Estate Taxes and Estate Planning Commutation Riders
Structured settlement annuities while income tax free are not free from estate taxes. The present value of the remaining guaranteed payments are includable in the estate for estate tax purposes. The estate taxes are due within nine months of death. How will the estate tax be paid if a structured settlement is established which provides only monthly income even after the plaintiff dies? Life insurance could be used except for the fact that most catastrophically injured victims are uninsurable due to their medical problems.
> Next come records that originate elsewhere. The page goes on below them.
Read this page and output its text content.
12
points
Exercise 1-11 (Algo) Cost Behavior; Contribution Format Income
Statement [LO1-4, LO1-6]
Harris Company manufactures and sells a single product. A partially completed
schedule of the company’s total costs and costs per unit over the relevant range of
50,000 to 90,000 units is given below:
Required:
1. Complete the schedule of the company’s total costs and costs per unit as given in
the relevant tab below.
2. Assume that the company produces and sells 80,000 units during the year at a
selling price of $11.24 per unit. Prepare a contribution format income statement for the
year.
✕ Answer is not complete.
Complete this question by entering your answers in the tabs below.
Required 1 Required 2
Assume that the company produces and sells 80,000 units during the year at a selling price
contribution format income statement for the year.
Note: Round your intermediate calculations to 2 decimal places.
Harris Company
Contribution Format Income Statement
There is a solution to this problem and it is called an Estate Planning Commutation Rider. This rider provides that at death a certain percentage (up to 100%) of the remaining guaranteed structured settlement payments are commuted to a lump sum of cash. The rider can be added to any structured settlement annuity and is offered by all of the life insurance companies that provide structured settlements. There is no cost for this rider but it must be done at the time of settlement. The only thing that is required is that the settlement paperwork reflects that this rider is to be implemented at death.
The key issue is determining the commutation percentage. Your settlement planner should hire an accounting firm to determine the potential estate tax. The accountant should always be asked to determine the largest potential estate tax, which would occur if the plaintiff died in the first year of the annuity. That way you can commute enough of the annuity to cash to cover a worse case scenario. It certainly does no harm to commute too much. However, if too little is commuted that could cause an immense liquidity problem. Once you know the worse case scenario estate tax liability, you can then determine the commutation percentage.